Accepted Poster-Only Abstracts
Exploring Large Composite Simulation Models with Splash (Tuesday)
Peter J. Haas, Patricia Selinger, Ignacio Terrizzano, Haidong Xue / IBM Research / Almaden
Large, high-resolution simulation models can easily generate vast amounts of data. Such models are becoming prevalent both in e-science and in guiding investment, planning, and policy decisions around complex issues such as population health and safety. IBM?s Splash project provides a platform for combining heterogeneous simulation models across disciplines to create composite simulation models of complex "systems of systems". Although Splash provides a powerful capability for collaborative, deep predictive analytics, the combination of multiple models exacerbates the amount of generated data, and understanding the behavior of a composite model can become extremely challenging. To fully exploit the potential of simulation models as tools for understanding complex systems, it is crucial that the generation of simulated data be carefully controlled and efficient.
The Splash Experiment Manager (Splash-EM) allows efficient exploration of composite simulation models. In Splash, model contributors provide metadata about component models in the Splash Actor Description Language (SADL). We extend SADL to let users specify information pertinent to experiment management, such as a recommended set of model parameters to potentially use as experimental factors, along with recommended factor values. Splash-EM assembles this metadata for the component models in a unified interface where a user can easily specify efficient numerical experiments using sophisticated statistical experimental designs.

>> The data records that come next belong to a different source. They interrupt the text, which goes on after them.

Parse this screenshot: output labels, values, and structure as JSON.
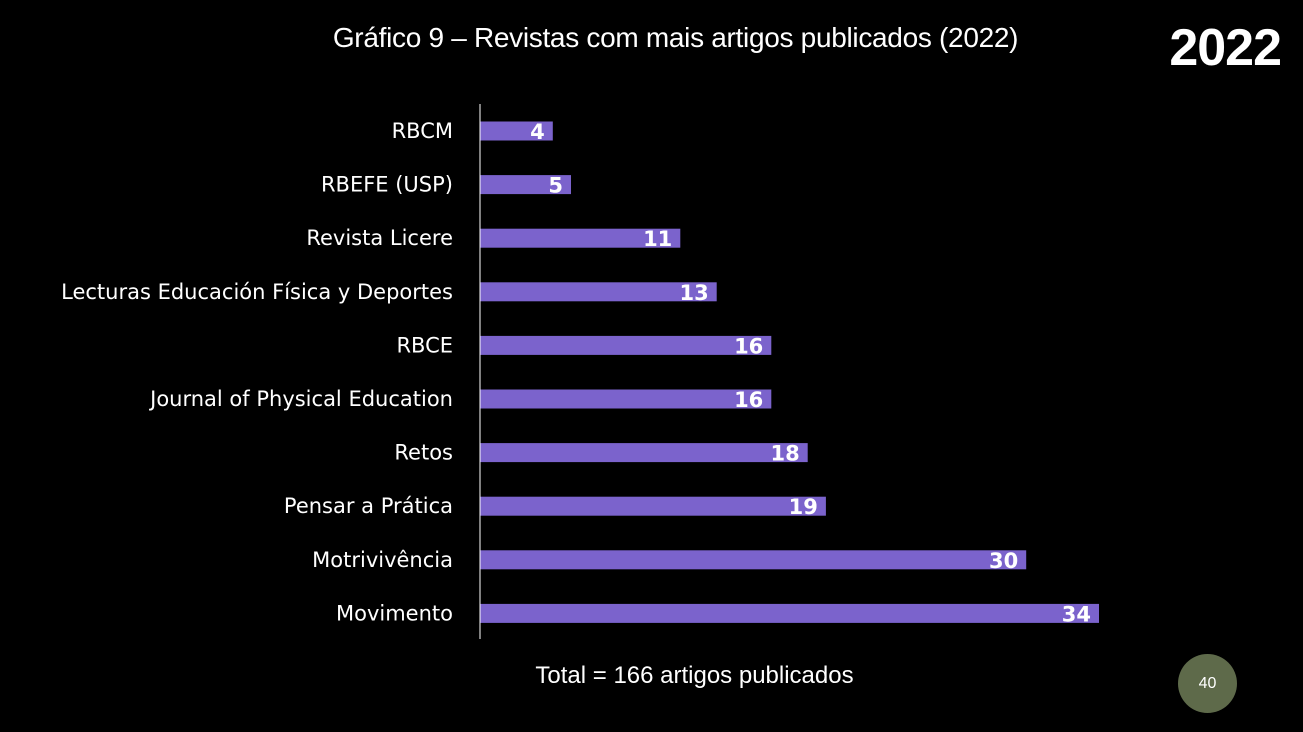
{
  "slide": {
    "title": "Gráfico 9 – Revistas com mais artigos publicados (2022)",
    "year_badge": "2022",
    "total_note": "Total = 166 artigos publicados",
    "page_number": "40"
  },
  "colors": {
    "background": "#000000",
    "bar": "#7b63cc",
    "text": "#ffffff",
    "axis": "#ffffff",
    "page_badge": "#5e6a4a"
  },
  "chart_data": {
    "type": "bar",
    "orientation": "horizontal",
    "title": "Gráfico 9 – Revistas com mais artigos publicados (2022)",
    "categories": [
      "RBCM",
      "RBEFE (USP)",
      "Revista Licere",
      "Lecturas Educación Física y Deportes",
      "RBCE",
      "Journal of Physical Education ",
      "Retos",
      "Pensar a Prática",
      "Motrivivência",
      "Movimento"
    ],
    "values": [
      4,
      5,
      11,
      13,
      16,
      16,
      18,
      19,
      30,
      34
    ],
    "data_labels": true,
    "xlim": [
      0,
      34
    ],
    "grid": false,
    "legend": "none"
  }
}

Splash-EM builds on this functionality to support sensitivity analysis and simulation-based optimization, identifying the most important system parameters as well as their optimal settings. The use of statistical design methodology can reduce data-generation requirements for these tasks by orders of magnitude. Splash-EM also provides a metamodeling capability, using stochastic kriging techniques to fit a response surface. The resulting metamodel can be used to explore model behavior interactively, without the need to generate new output data on the spot. Taken together, these new capabilities allow insight in the face of massive simulation data.
MapReduce on Massively Multi-Core Systems (Tuesday)

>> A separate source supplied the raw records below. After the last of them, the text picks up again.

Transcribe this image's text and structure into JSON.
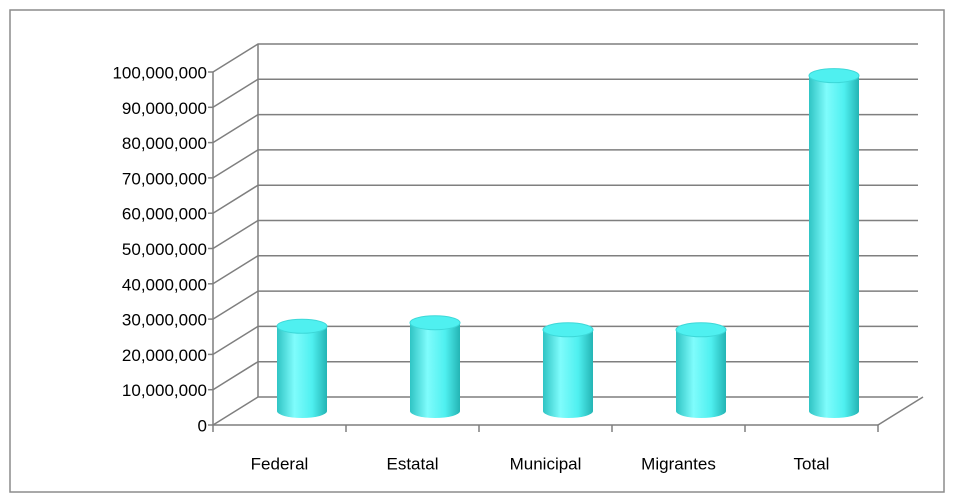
{
  "chart_data": {
    "type": "bar3d",
    "categories": [
      "Federal",
      "Estatal",
      "Municipal",
      "Migrantes",
      "Total"
    ],
    "values": [
      24000000,
      25000000,
      23000000,
      23000000,
      95000000
    ],
    "color": "#4ff0f0",
    "ylim": [
      0,
      100000000
    ],
    "yticks": [
      0,
      {
        "value": 10000000,
        "label": "10,000,000"
      },
      {
        "value": 20000000,
        "label": "20,000,000"
      },
      {
        "value": 30000000,
        "label": "30,000,000"
      },
      {
        "value": 40000000,
        "label": "40,000,000"
      },
      {
        "value": 50000000,
        "label": "50,000,000"
      },
      {
        "value": 60000000,
        "label": "60,000,000"
      },
      {
        "value": 70000000,
        "label": "70,000,000"
      },
      {
        "value": 80000000,
        "label": "80,000,000"
      },
      {
        "value": 90000000,
        "label": "90,000,000"
      },
      {
        "value": 100000000,
        "label": "100,000,000"
      }
    ],
    "grid": true
  }
}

Piramanayagam Arumuga Nainar, Debabrata Sarkar / Oracle
Big data analytics is commonly performed on Apache Hadoop deployments that are usually scaled up horizontally on large numbers of small machines. By contrast, enterprises usually deploy traditional database applications on SMP servers with large numbers of cores and huge main memory (typically greater than one Terabyte). SMP servers are rarely considered for Hadoop's big data applications.

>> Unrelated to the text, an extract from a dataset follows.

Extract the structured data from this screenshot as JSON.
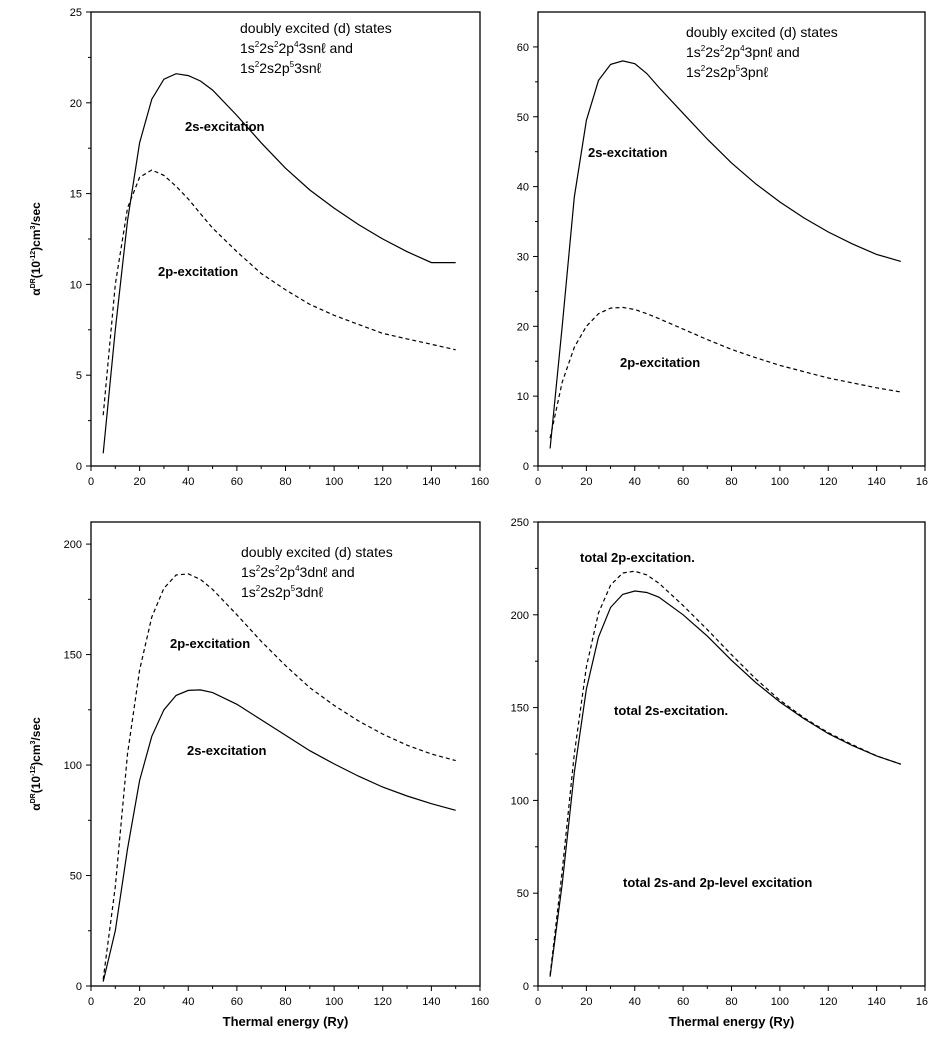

Yet, a recent study in a production Hadoop cluster finds that the working dataset for more than 90% of the jobs in that cluster is less than one Terabyte. Prefetching or fitting all the data in an SMP server's main memory can provide huge performance benefits by reducing IO and communication latencies. Iterative MapReduce applications (e.g. the machine learning algorithms in Apache Mahout) and real time (non-batch) Hadoop jobs can also benefit from SMP servers, if the working data sets fit in the main memory.
In this session, we will share our experience of running Hadoop and Mahout on Oracle's SPARC servers. Some of these servers can have as much as a thousand CPUs and more than a Terabyte of main memory. We present performance results and discuss the challenges and solutions for configuring Hadoop on such a system. We also present best practices and tips for tuning Hadoop in this atypical configuration.
AwardsMeter: Real-Time Social Analytics for the Academy Awards with HP Vertica (Wednesday)
Malu Castellanos, Manolo Garcia-Solaco, Riddhiman Ghosh, Peter Grimsdale, Meichun Hsu and Kieran McCorry / Hewlett-Packard
With the growing popularity of social sites such as Twitter, Facebook and blogs, there is a significant and increasing need to collect and analyze huge amounts of unstructured data from social media channels and present the insights gained in a manner that is simple and straightforward for individuals to consume. AwardsMeter is an example of how this can be achieved in the communications, media, and entertainment space, collecting large amounts of social media data, processing it in real-time, extracting sentiment and properties, providing an aggregate view of the extracted information and a convenient 'second-screen' to complement existing media channels. This poster describes the AwardsMeter platform, which exploits HP's Vertica database and cloud infrastructure for real-time analysis of structured and unstructured big data in social media and our experience of deploying it for a live trial during the 2013 Oscars event.